La CNIL a, elle aussi, émis plusieurs réserves quant à la centralisation des informations biométriques dans un fichier s’agissant des nouvelles cartes nationales d’identité. Gardons toujours en mémoire, lorsqu’il est question de création et d’exploitation de fichiers contenant des données personnelles, les tristes heures de notre histoire !
Le principe de protection des libertés est intangible. Nous veillerons donc, aussi bien lors de la discussion des articles que lors du passage du texte en commission mixte paritaire, à ce qu’on ne revienne absolument pas à la rédaction votée par l’Assemblée nationale.
Ce principe de protection des libertés devrait s’appliquer à tous. Pourtant ce n’est pas le cas : il existe bien un droit d’exception, celui qui s’applique aux étrangers vivant en France.
La mise en place du titre de séjour pour les étrangers, en application du décret du 8 juin 2011, introduit un nouveau traitement informatisé de gestion des dossiers des ressortissants étrangers à l’espace Schengen. Cela permet de rassembler et d’enregistrer à peu près tout de la vie administrative, mais aussi médicale, par exemple, de chaque étranger ; ce sont 7 millions de personnes vivant légalement sur notre territoire qui sont concernées ! Et ce fichage concerne non seulement les étrangers, mais aussi, depuis 2005, les Français hébergeant des étrangers séjournant dans notre pays avec un visa !
Voilà pourquoi nous vous adressons aujourd'hui un signal fort, monsieur le ministre. Nous voterons la création d’un fichier qui permettra, en conjugaison avec la nouvelle carte d’identité biométrique, de lutter efficacement contre la fraude à l’identité. Nous validons une telle évolution, mais en y ajoutant des garanties législatives sur le contenu et l’usage de ce fichier afin de garantir les libertés individuelles. Cela permettra, nous l’espérons, de convaincre nos partenaires européens d’envisager progressivement une politique harmonisée sur le sujet.
Nous sommes satisfaits qu’une telle perspective simplifie la délivrance des titres d’identité à nos concitoyens, mais rappelons tout de même, à cette occasion, la honte que constituent pour notre pays les conditions inhumaines et indignes de délivrance ou de renouvellement des titres de séjour pour étranger.

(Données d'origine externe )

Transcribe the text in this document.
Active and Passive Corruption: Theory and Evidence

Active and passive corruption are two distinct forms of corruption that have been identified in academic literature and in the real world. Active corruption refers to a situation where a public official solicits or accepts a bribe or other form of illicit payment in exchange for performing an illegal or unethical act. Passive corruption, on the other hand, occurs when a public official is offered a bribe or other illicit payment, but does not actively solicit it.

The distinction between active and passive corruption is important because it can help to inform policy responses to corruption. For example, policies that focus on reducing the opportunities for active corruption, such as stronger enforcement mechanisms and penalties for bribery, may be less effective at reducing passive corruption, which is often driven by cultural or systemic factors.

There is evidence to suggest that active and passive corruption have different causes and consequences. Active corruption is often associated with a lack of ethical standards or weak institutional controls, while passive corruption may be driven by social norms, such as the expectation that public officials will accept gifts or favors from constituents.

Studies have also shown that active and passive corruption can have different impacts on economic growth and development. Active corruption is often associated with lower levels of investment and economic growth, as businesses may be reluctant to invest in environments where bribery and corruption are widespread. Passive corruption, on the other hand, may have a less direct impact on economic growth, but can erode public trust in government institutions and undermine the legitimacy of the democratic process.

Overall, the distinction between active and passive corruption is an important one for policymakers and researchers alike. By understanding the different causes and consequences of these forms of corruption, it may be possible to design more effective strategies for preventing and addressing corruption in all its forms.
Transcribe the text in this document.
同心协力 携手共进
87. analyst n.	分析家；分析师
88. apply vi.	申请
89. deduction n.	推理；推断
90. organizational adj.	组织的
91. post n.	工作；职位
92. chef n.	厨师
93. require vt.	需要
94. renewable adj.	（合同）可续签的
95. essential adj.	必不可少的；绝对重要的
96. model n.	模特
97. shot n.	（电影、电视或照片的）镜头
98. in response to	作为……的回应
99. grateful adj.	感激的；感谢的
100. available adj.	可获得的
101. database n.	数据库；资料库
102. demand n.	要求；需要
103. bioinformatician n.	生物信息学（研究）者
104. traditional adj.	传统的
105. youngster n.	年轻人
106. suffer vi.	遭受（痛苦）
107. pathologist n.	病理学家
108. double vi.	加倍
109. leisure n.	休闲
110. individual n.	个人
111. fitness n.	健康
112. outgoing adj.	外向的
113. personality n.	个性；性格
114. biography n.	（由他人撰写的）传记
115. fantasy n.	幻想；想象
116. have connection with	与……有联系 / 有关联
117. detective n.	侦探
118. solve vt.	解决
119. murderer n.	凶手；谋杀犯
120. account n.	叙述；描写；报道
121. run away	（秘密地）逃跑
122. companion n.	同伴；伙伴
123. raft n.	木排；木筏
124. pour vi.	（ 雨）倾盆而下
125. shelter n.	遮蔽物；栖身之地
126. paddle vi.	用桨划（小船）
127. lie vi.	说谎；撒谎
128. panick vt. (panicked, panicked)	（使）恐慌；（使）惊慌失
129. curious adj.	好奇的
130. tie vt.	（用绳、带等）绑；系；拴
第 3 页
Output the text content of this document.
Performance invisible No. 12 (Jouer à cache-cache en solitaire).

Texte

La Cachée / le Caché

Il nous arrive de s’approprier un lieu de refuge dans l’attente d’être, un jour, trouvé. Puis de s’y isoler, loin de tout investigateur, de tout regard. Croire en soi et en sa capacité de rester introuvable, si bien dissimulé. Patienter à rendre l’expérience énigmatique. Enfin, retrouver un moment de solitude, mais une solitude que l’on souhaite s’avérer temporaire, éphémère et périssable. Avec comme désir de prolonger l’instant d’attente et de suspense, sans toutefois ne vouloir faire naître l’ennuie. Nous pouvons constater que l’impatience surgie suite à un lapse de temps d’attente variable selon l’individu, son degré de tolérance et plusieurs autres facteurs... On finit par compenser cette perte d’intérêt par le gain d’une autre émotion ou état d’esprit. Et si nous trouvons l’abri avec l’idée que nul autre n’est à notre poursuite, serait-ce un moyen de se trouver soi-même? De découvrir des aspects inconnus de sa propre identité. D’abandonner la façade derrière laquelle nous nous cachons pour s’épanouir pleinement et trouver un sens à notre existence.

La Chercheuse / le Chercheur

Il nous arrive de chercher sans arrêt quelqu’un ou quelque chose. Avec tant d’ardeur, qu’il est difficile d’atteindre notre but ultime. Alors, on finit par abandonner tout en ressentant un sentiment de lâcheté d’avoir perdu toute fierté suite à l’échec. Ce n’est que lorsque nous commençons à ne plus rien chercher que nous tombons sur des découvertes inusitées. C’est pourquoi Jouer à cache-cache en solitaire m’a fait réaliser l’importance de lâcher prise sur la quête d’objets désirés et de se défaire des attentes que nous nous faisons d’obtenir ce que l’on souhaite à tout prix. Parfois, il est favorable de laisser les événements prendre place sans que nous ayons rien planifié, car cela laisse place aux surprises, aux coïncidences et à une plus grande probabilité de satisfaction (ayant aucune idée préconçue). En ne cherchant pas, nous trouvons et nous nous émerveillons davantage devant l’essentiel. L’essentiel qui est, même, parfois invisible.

Enfin, nous soulignons l’importance de la position adoptée par la commission des lois et le groupe socialiste, qui souhaitent encadrer strictement et précisément par la loi la nature et l’usage de ce fichier et de la biométrie.
Il est heureux que le législateur se soit aujourd'hui saisi d’un sujet – j’en remercie le groupe UMP – que le Gouvernement avait tenu depuis des années à laisser dans le domaine réglementaire, avec toutes les dérives et atteintes à la liberté, à l’intimité que nous constatons aujourd’hui pour une partie des habitants de notre pays.
Monsieur le ministre, il ne peut pas y avoir deux poids, deux mesures. Après l’adoption de ce texte, il faudra revenir au droit commun pour les étrangers titulaires d’un titre de séjour en France, donc en situation régulière. L’intégration commande qu’ils soient traités, eux et les Français qui les fréquentent, comme l’ensemble des citoyens du pays, et non pas comme des délinquants potentiels.